Who will ultimately win the Cup? Here are four factors that could ultaimtely swing the series.

1. Goaltending

The Caps have faced elimination only twice in the playoffs and Braden Holtby did not allow a single goal in either game. He enters the Stanley Cup Final having not allowed a single goal in 159:27. Andrei Vasilevskiy began to take over the series with his performance in Game 3, Game 4 and Game 5, but Holtby outplayed him to finish off the series in Washington’s favor.

Marc-Andre Fleury, meanwhile, has been the best player in the playoffs. Not the best goalie, the best player.

Through 15 games, Fleury has a .947 save percentage and four shutouts. As good as Vegas has been this postseason, Fleury has stolen several games for the Golden Knights.

Both of these goalies are certainly capable of stealing away a series for their respective teams.

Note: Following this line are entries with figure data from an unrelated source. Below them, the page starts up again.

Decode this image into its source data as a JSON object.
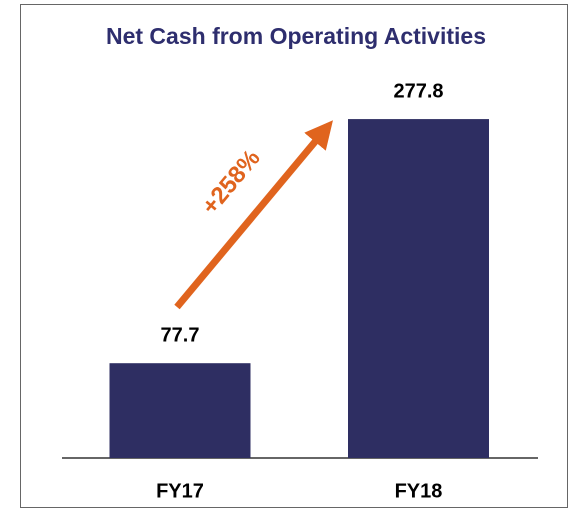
{
  "chart_data": {
    "type": "bar",
    "title": "Net Cash from Operating Activities",
    "categories": [
      "FY17",
      "FY18"
    ],
    "values": [
      77.7,
      277.8
    ],
    "color": "#2e2e62",
    "annotation": "+258%",
    "annotation_color": "#e0641e"
  }
}
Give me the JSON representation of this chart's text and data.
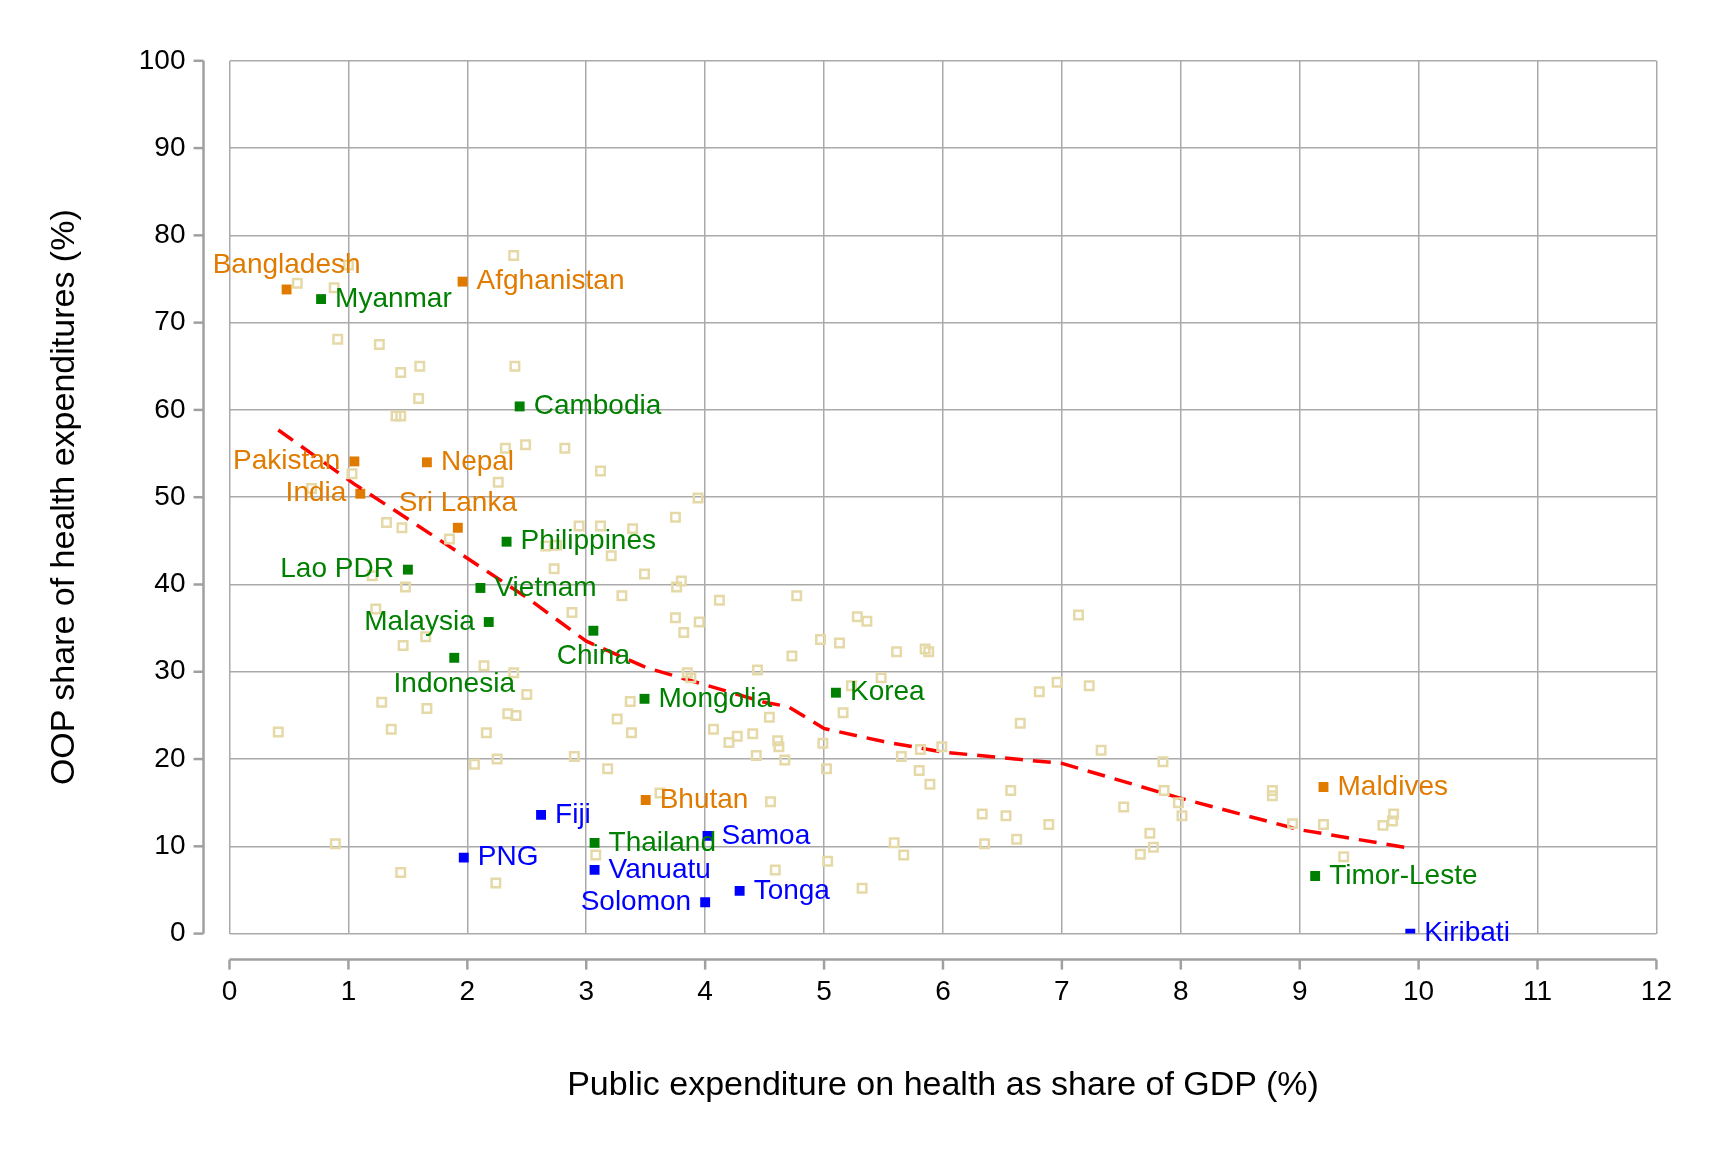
{
  "chart_data": {
    "type": "scatter",
    "xlabel": "Public expenditure on health as share of GDP (%)",
    "ylabel": "OOP share of health expenditures (%)",
    "xlim": [
      0,
      12
    ],
    "ylim": [
      0,
      100
    ],
    "xticks": [
      0,
      1,
      2,
      3,
      4,
      5,
      6,
      7,
      8,
      9,
      10,
      11,
      12
    ],
    "yticks": [
      0,
      10,
      20,
      30,
      40,
      50,
      60,
      70,
      80,
      90,
      100
    ],
    "grid": true,
    "marker": "square",
    "series": [
      {
        "color": "#e6d9a8",
        "x": [
          0.57,
          0.88,
          1.0,
          2.39,
          0.91,
          1.26,
          1.6,
          1.44,
          2.4,
          1.59,
          1.4,
          1.44,
          2.32,
          2.49,
          2.82,
          1.03,
          2.26,
          3.12,
          3.94,
          0.69,
          1.32,
          1.45,
          1.85,
          2.94,
          3.12,
          3.39,
          3.75,
          2.66,
          2.75,
          3.21,
          3.49,
          2.73,
          1.2,
          1.48,
          3.76,
          3.8,
          3.3,
          4.12,
          4.77,
          2.88,
          3.75,
          3.95,
          3.82,
          1.23,
          1.46,
          1.65,
          2.14,
          2.39,
          2.5,
          2.34,
          2.41,
          1.28,
          1.66,
          1.36,
          2.16,
          0.41,
          2.06,
          2.25,
          2.9,
          3.18,
          3.26,
          3.37,
          3.38,
          3.85,
          3.88,
          4.07,
          4.2,
          4.27,
          4.4,
          4.44,
          4.54,
          4.43,
          4.61,
          4.62,
          4.67,
          4.73,
          4.97,
          5.13,
          5.28,
          5.36,
          4.99,
          5.02,
          5.16,
          5.23,
          5.48,
          5.61,
          5.85,
          5.88,
          5.65,
          5.81,
          5.8,
          5.89,
          5.99,
          5.59,
          5.67,
          5.32,
          5.03,
          4.59,
          4.55,
          3.62,
          3.08,
          2.24,
          1.44,
          0.89,
          6.33,
          6.35,
          6.53,
          6.57,
          6.62,
          6.65,
          6.81,
          6.96,
          6.89,
          7.14,
          7.23,
          7.33,
          7.52,
          7.66,
          7.74,
          7.77,
          7.86,
          7.85,
          7.98,
          8.01,
          8.77,
          8.77,
          8.94,
          9.2,
          9.37,
          9.7,
          9.78,
          9.79
        ],
        "values": [
          74.5,
          74.0,
          76.6,
          77.7,
          68.1,
          67.5,
          65.0,
          64.3,
          65.0,
          61.3,
          59.3,
          59.3,
          55.6,
          56.0,
          55.6,
          52.7,
          51.7,
          53.0,
          49.9,
          51.0,
          47.1,
          46.5,
          45.2,
          46.7,
          46.7,
          46.4,
          47.7,
          44.4,
          44.5,
          43.3,
          41.2,
          41.8,
          41.0,
          39.7,
          39.7,
          40.4,
          38.7,
          38.2,
          38.7,
          36.8,
          36.2,
          35.7,
          34.5,
          37.2,
          33.0,
          34.0,
          30.7,
          29.9,
          27.4,
          25.2,
          25.0,
          26.5,
          25.8,
          23.4,
          23.0,
          23.1,
          19.4,
          20.0,
          20.3,
          18.9,
          24.6,
          26.6,
          23.0,
          29.9,
          29.3,
          23.4,
          21.9,
          22.6,
          22.9,
          30.2,
          24.8,
          20.4,
          22.1,
          21.4,
          19.9,
          31.8,
          33.7,
          33.3,
          36.3,
          35.8,
          21.8,
          18.9,
          25.3,
          28.4,
          29.3,
          32.3,
          32.6,
          32.3,
          20.3,
          21.1,
          18.7,
          17.1,
          21.4,
          10.4,
          9.0,
          5.2,
          8.3,
          7.3,
          15.1,
          16.1,
          9.0,
          5.8,
          7.0,
          10.3,
          13.7,
          10.3,
          13.5,
          16.4,
          10.8,
          24.1,
          27.7,
          28.8,
          12.5,
          36.5,
          28.4,
          21.0,
          14.5,
          9.1,
          11.5,
          9.9,
          16.4,
          19.7,
          15.0,
          13.5,
          16.4,
          15.8,
          12.6,
          12.5,
          8.8,
          12.4,
          12.9,
          13.7
        ]
      },
      {
        "type": "line",
        "color": "#ff0000",
        "line_style": "dashed",
        "marker": "none",
        "x": [
          0.41,
          1.05,
          1.5,
          2.0,
          2.5,
          3.0,
          3.5,
          4.0,
          4.5,
          4.7,
          5.0,
          5.5,
          6.0,
          7.0,
          8.0,
          9.0,
          9.88
        ],
        "values": [
          57.7,
          51.5,
          47.5,
          43.0,
          38.5,
          33.5,
          30.5,
          28.5,
          26.5,
          26.0,
          23.5,
          22.0,
          20.8,
          19.5,
          15.5,
          11.9,
          9.9
        ]
      },
      {
        "name": "Bangladesh",
        "color": "#e07b00",
        "x": [
          0.48
        ],
        "values": [
          73.8
        ]
      },
      {
        "name": "Myanmar",
        "color": "#008000",
        "x": [
          0.77
        ],
        "values": [
          72.7
        ]
      },
      {
        "name": "Afghanistan",
        "color": "#e07b00",
        "x": [
          1.96
        ],
        "values": [
          74.7
        ]
      },
      {
        "name": "Cambodia",
        "color": "#008000",
        "x": [
          2.44
        ],
        "values": [
          60.4
        ]
      },
      {
        "name": "Pakistan",
        "color": "#e07b00",
        "x": [
          1.05
        ],
        "values": [
          54.1
        ]
      },
      {
        "name": "Nepal",
        "color": "#e07b00",
        "x": [
          1.66
        ],
        "values": [
          54.0
        ]
      },
      {
        "name": "India",
        "color": "#e07b00",
        "x": [
          1.1
        ],
        "values": [
          50.4
        ]
      },
      {
        "name": "Sri Lanka",
        "color": "#e07b00",
        "x": [
          1.92
        ],
        "values": [
          46.5
        ]
      },
      {
        "name": "Philippines",
        "color": "#008000",
        "x": [
          2.33
        ],
        "values": [
          44.9
        ]
      },
      {
        "name": "Lao PDR",
        "color": "#008000",
        "x": [
          1.5
        ],
        "values": [
          41.7
        ]
      },
      {
        "name": "Vietnam",
        "color": "#008000",
        "x": [
          2.11
        ],
        "values": [
          39.6
        ]
      },
      {
        "name": "Malaysia",
        "color": "#008000",
        "x": [
          2.18
        ],
        "values": [
          35.7
        ]
      },
      {
        "name": "China",
        "color": "#008000",
        "x": [
          3.06
        ],
        "values": [
          34.7
        ]
      },
      {
        "name": "Indonesia",
        "color": "#008000",
        "x": [
          1.89
        ],
        "values": [
          31.6
        ]
      },
      {
        "name": "Mongolia",
        "color": "#008000",
        "x": [
          3.49
        ],
        "values": [
          26.9
        ]
      },
      {
        "name": "Korea",
        "color": "#008000",
        "x": [
          5.1
        ],
        "values": [
          27.6
        ]
      },
      {
        "name": "Bhutan",
        "color": "#e07b00",
        "x": [
          3.5
        ],
        "values": [
          15.3
        ]
      },
      {
        "name": "Fiji",
        "color": "#0000ff",
        "x": [
          2.62
        ],
        "values": [
          13.6
        ]
      },
      {
        "name": "Thailand",
        "color": "#008000",
        "x": [
          3.07
        ],
        "values": [
          10.4
        ]
      },
      {
        "name": "Samoa",
        "color": "#0000ff",
        "x": [
          4.02
        ],
        "values": [
          11.2
        ]
      },
      {
        "name": "PNG",
        "color": "#0000ff",
        "x": [
          1.97
        ],
        "values": [
          8.7
        ]
      },
      {
        "name": "Vanuatu",
        "color": "#0000ff",
        "x": [
          3.07
        ],
        "values": [
          7.3
        ]
      },
      {
        "name": "Solomon",
        "color": "#0000ff",
        "x": [
          4.0
        ],
        "values": [
          3.6
        ]
      },
      {
        "name": "Tonga",
        "color": "#0000ff",
        "x": [
          4.29
        ],
        "values": [
          4.9
        ]
      },
      {
        "name": "Maldives",
        "color": "#e07b00",
        "x": [
          9.2
        ],
        "values": [
          16.8
        ]
      },
      {
        "name": "Timor-Leste",
        "color": "#008000",
        "x": [
          9.13
        ],
        "values": [
          6.6
        ]
      },
      {
        "name": "Kiribati",
        "color": "#0000ff",
        "x": [
          9.93
        ],
        "values": [
          0.0
        ]
      }
    ]
  }
}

Which one will outplay the other?

2. Time off

Rust is a real thing in hockey. Just any team when they come off a bye week. When the Caps and Golden Knights take the ice on Monday, May 28, it will be the first game for Vegas since May 20. That’s over a week off.

Yes, getting rest at this time of the year is important, but too much rest leads to rust and that should be a major concern for Vegas, especially for a team that was playing so well and has so much momentum.

In the Eastern Conference Final, the Caps stunned the Tampa Bay Lightning by winning both Game 1 and Game 2 in Tampa. Could they do it again with a rusty Vegas team? Will the long layoff cost the Golden Knights one or even two home games to start the series?

3. The McPhee factor

Vegas Golden Knights general manager George McPhee was the Caps’ general manager for 17 years starting with the 1997-98 season. He was fired in 2014, but was ultimately responsible for building the core of the Washington team that is now headed to the Stanley Cup Final.

But that also means he knows those players very, very well.

Nicklas Backstrom, Travis Boyd, Andre Burakovsky, John Carlson, Christian Djoos, Evgeny Kuznetsov, Dmitry Orlov, Chandler Stephenson, Jakub Vrana, Tom Wilson, Braden Holtby, Philipp Grubauer and of course, Alex Ovechkin were all drafted by McPhee. Jay Beagle was also signed by as an undrafted free agent.

A general manager does not sign or draft anyone without knowing a good deal about the kind of player they are. Does that give McPhee a bit of an edge when it comes to facing the Caps?

4. Speed

The Golden Knights are fast. When the expansion draft was all said and done it was clear McPhee had targeted two things specifically: defensemen and speed. The result is an exceptionally fast Golden Knights team that no one has been able to keep up with so far.

Vegas' speed mixed with the goaltending of Fleury has proven to be a lethal combination. Their mobility makes it hard to get the puck from them or even keep it in the offensive zone. Once they get it, it’s going down the ice very quickly and you better keep up with them or it's going to end up in the back of the net. Once they build a lead, it is very difficult for teams to dig their way out as evidenced by their 10-1 record this postseason when scoring first.

Tampa Bay and Pittsburgh were both fast teams as well and the Capitals were able to combat that with strong play in the neutral zone. The 1-3-1 trap has given opponents fits and generated a lot of odd-man breaks for the Caps. Will it be as effective against a speedy Vegas team?